Potts Point and Elizabeth Bay are celebrated as a model for high-density, low-rise urban living — walkable, connected, and community-focused. For decades, Art Deco and mid-century modern apartment blocks have quietly delivered affordable homes close to the city. But without stronger heritage protections or planning guidelines that prioritise housing diversity, these buildings are being targeted for high-end redevelopment.

The result? Larger, more expensive apartments that cater only to a narrow demographic — often wealthy investors or part-time residents — while pushing out the people who live and work in this community every day.

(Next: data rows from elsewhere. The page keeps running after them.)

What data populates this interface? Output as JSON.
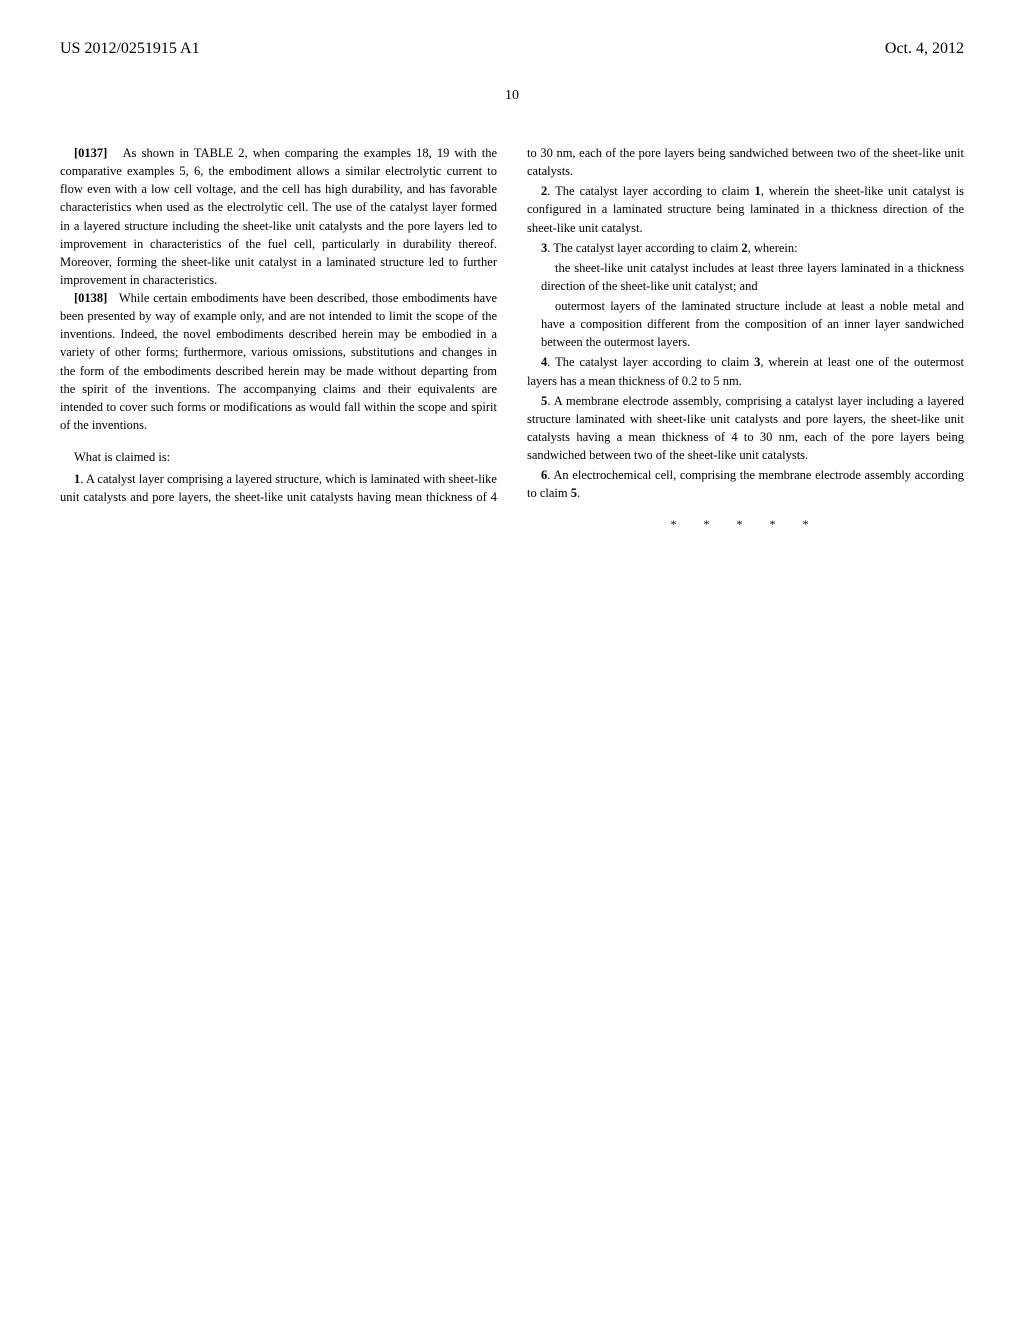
{
  "header": {
    "pub_number": "US 2012/0251915 A1",
    "pub_date": "Oct. 4, 2012",
    "page_number": "10"
  },
  "paragraphs": {
    "p137": {
      "num": "[0137]",
      "text": "As shown in TABLE 2, when comparing the examples 18, 19 with the comparative examples 5, 6, the embodiment allows a similar electrolytic current to flow even with a low cell voltage, and the cell has high durability, and has favorable characteristics when used as the electrolytic cell. The use of the catalyst layer formed in a layered structure including the sheet-like unit catalysts and the pore layers led to improvement in characteristics of the fuel cell, particularly in durability thereof. Moreover, forming the sheet-like unit catalyst in a laminated structure led to further improvement in characteristics."
    },
    "p138": {
      "num": "[0138]",
      "text": "While certain embodiments have been described, those embodiments have been presented by way of example only, and are not intended to limit the scope of the inventions. Indeed, the novel embodiments described herein may be embodied in a variety of other forms; furthermore, various omissions, substitutions and changes in the form of the embodiments described herein may be made without departing from the spirit of the inventions. The accompanying claims and their equivalents are intended to cover such forms or modifications as would fall within the scope and spirit of the inventions."
    }
  },
  "claims": {
    "header": "What is claimed is:",
    "c1": {
      "num": "1",
      "text": ". A catalyst layer comprising a layered structure, which is laminated with sheet-like unit catalysts and pore layers, the sheet-like unit catalysts having mean thickness of 4 to 30 nm, each of the pore layers being sandwiched between two of the sheet-like unit catalysts."
    },
    "c2": {
      "num": "2",
      "text": ". The catalyst layer according to claim ",
      "ref": "1",
      "text2": ", wherein the sheet-like unit catalyst is configured in a laminated structure being laminated in a thickness direction of the sheet-like unit catalyst."
    },
    "c3": {
      "num": "3",
      "text": ". The catalyst layer according to claim ",
      "ref": "2",
      "text2": ", wherein:",
      "sub1": "the sheet-like unit catalyst includes at least three layers laminated in a thickness direction of the sheet-like unit catalyst; and",
      "sub2": "outermost layers of the laminated structure include at least a noble metal and have a composition different from the composition of an inner layer sandwiched between the outermost layers."
    },
    "c4": {
      "num": "4",
      "text": ". The catalyst layer according to claim ",
      "ref": "3",
      "text2": ", wherein at least one of the outermost layers has a mean thickness of 0.2 to 5 nm."
    },
    "c5": {
      "num": "5",
      "text": ". A membrane electrode assembly, comprising a catalyst layer including a layered structure laminated with sheet-like unit catalysts and pore layers, the sheet-like unit catalysts having a mean thickness of 4 to 30 nm, each of the pore layers being sandwiched between two of the sheet-like unit catalysts."
    },
    "c6": {
      "num": "6",
      "text": ". An electrochemical cell, comprising the membrane electrode assembly according to claim ",
      "ref": "5",
      "text2": "."
    }
  },
  "end_marker": "* * * * *"
}
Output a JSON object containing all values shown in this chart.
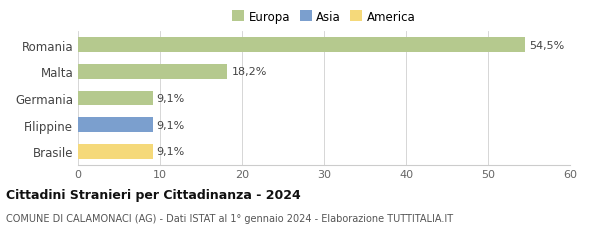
{
  "categories": [
    "Brasile",
    "Filippine",
    "Germania",
    "Malta",
    "Romania"
  ],
  "values": [
    9.1,
    9.1,
    9.1,
    18.2,
    54.5
  ],
  "labels": [
    "9,1%",
    "9,1%",
    "9,1%",
    "18,2%",
    "54,5%"
  ],
  "colors": [
    "#f5d97a",
    "#7b9fce",
    "#b5c98e",
    "#b5c98e",
    "#b5c98e"
  ],
  "legend_items": [
    {
      "label": "Europa",
      "color": "#b5c98e"
    },
    {
      "label": "Asia",
      "color": "#7b9fce"
    },
    {
      "label": "America",
      "color": "#f5d97a"
    }
  ],
  "xlim": [
    0,
    60
  ],
  "xticks": [
    0,
    10,
    20,
    30,
    40,
    50,
    60
  ],
  "title_bold": "Cittadini Stranieri per Cittadinanza - 2024",
  "subtitle": "COMUNE DI CALAMONACI (AG) - Dati ISTAT al 1° gennaio 2024 - Elaborazione TUTTITALIA.IT",
  "background_color": "#ffffff",
  "bar_height": 0.55
}
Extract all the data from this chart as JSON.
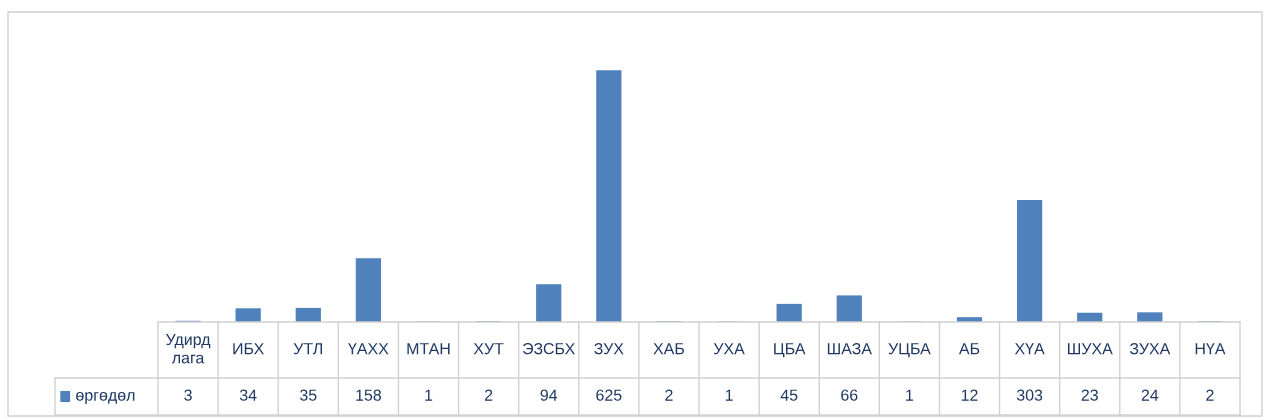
{
  "chart_data": {
    "type": "bar",
    "categories": [
      "Удирд\nлага",
      "ИБХ",
      "УТЛ",
      "ҮАХХ",
      "МТАН",
      "ХУТ",
      "ЭЗСБХ",
      "ЗУХ",
      "ХАБ",
      "УХА",
      "ЦБА",
      "ШАЗА",
      "УЦБА",
      "АБ",
      "ХҮА",
      "ШУХА",
      "ЗУХА",
      "НҮА"
    ],
    "series": [
      {
        "name": "өргөдөл",
        "color": "#4f81bd",
        "values": [
          3,
          34,
          35,
          158,
          1,
          2,
          94,
          625,
          2,
          1,
          45,
          66,
          1,
          12,
          303,
          23,
          24,
          2
        ]
      }
    ],
    "data_labels": true,
    "legend": "bottom left"
  }
}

This Isn’t Just Housing — It’s Social Infrastructure

Affordable apartments are the backbone of a functioning inner-city neighbourhood. They allow for a mix of ages, incomes, and lifestyles. They support local businesses, arts venues, hospitality, healthcare, and public services. They keep communities vibrant, resilient, and real.
What we’re seeing now is a quiet collapse of that system — one building, one DA at a time.

What Can Be Done

  • Stronger protections for 20th-century apartment buildings that reflect their social and architectural significance.
  • Planning controls that require a minimum percentage of studio and one-bedroom apartments in all redevelopments.
  • Community-led advocacy to ensure local voices are heard in development proposals and planning decisions.